Blog

Follow our blog and get to know about the latest updates in the fields of technology like Python, Machine Learning, Data structures, Data Science, Digital Marketing etc.

Spam Mail Detection Using Machine Learning

20.04.2121

As we are in 2021, you must know what is an e-mail and most probably you have either received it or sent it or maybe both. Well, E-mail is a message that may contain textfilesimages, or other attachments that is sent through a network to a specified individual or group of individuals.

Despite having lot of chat apps like WhatsApp, Facebook messenger, snapchat etc, e-mail has remained a central part of daily digital life. In 2024, the number of global e-mail users is set to grow to 4.48 billion users, up from 3.8 billion in 2018. In terms of the most popular e-mail clients, Apple and Google are in a constant battle for the top spot.

E-mail went through a lot of updates with time, these updates allow marketers to send out interactive emails to clients, include a call to action message, dynamic content such as videos, images and gifs, pre-header texts and countdown timers. The increased customer network directly raises the overall revenue and longevity within the industry.
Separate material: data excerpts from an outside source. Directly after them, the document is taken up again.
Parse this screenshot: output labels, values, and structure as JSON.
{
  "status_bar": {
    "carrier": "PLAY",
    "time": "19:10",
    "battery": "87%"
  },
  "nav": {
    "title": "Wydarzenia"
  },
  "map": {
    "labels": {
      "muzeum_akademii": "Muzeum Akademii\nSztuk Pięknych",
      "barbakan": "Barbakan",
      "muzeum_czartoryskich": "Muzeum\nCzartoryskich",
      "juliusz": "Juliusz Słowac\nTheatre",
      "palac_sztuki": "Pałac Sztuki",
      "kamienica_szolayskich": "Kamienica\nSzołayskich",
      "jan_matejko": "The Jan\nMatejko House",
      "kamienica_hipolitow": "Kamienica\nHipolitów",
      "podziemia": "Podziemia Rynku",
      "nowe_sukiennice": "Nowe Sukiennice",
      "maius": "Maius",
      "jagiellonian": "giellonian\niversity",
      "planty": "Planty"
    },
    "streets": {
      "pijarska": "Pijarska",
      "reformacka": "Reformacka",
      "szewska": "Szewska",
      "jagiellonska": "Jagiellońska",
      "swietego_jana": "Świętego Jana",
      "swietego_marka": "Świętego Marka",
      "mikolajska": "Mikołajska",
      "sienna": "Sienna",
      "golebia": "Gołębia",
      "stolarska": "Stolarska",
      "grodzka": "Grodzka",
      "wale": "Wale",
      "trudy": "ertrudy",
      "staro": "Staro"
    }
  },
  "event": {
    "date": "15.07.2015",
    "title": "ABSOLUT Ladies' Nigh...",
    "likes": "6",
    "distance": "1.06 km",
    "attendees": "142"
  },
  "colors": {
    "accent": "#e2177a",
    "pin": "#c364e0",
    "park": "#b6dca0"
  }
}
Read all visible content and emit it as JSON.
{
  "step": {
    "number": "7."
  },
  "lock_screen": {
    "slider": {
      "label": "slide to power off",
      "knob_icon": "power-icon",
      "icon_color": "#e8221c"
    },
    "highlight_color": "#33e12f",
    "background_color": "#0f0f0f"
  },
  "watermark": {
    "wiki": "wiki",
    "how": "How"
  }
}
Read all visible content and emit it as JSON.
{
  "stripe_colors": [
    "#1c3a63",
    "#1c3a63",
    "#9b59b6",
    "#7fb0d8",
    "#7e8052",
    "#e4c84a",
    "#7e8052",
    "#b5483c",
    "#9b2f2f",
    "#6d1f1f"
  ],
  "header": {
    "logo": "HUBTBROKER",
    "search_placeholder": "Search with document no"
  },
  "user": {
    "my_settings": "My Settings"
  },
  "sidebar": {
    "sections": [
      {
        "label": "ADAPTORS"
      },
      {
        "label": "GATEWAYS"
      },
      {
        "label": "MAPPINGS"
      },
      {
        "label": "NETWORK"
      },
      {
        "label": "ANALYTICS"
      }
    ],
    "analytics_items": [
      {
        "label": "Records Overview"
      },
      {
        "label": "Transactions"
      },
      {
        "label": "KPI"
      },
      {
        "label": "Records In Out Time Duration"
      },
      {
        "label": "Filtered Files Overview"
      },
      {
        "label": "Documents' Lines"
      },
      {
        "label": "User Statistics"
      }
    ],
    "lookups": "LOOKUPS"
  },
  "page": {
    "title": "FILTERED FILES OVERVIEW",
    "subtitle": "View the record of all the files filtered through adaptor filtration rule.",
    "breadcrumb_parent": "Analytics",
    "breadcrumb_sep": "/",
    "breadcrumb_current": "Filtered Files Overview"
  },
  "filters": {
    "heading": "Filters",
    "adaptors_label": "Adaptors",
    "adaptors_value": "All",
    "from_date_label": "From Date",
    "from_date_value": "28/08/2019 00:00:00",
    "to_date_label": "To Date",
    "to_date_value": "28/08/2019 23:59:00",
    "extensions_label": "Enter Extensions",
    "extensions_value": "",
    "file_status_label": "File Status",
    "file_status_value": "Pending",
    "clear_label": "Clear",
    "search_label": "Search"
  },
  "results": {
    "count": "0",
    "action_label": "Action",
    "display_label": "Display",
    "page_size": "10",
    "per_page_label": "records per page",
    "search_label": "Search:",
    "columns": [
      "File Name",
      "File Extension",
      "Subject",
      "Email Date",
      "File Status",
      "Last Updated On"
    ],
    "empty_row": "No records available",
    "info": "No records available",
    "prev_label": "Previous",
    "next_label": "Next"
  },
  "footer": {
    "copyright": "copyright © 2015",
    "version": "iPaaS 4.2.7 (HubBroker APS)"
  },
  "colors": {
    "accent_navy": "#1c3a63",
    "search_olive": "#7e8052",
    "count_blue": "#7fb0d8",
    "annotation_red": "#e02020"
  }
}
Emails offer confidentiality since the message is only visible to the sender and the receiver. Emails allow companies to send out detailed information using attachments such as spreadsheets and word reports. The added security feature of customised email portals allows firms to have control of the messages.

Email is huge! It has become an indispensable part of our lives and our businesses. In fact, a report from Statista estimates some 281.1 billion emails are sent every day, worldwide. That’s 37 emails for every person on the planet. And out of all that mails, more than half is spam. It’s annoying, it impacts productivity, and it opens us up to phishing and malware attacks.

You must have heard about spam email but in case you didn’t, Spam emails are nothing but junk email, an email sent without explicit consent from the recipient.

The main idea of spam is to make a profit and it is very cheap to send, the cost are insignificant as compared to conventional marketing techniques, so marketing by spam is very cost-effective, despite very low rates of purchases in response. Junk emails sent to penetrate user inboxes with messages intended to promote products and services in order to turn a profit.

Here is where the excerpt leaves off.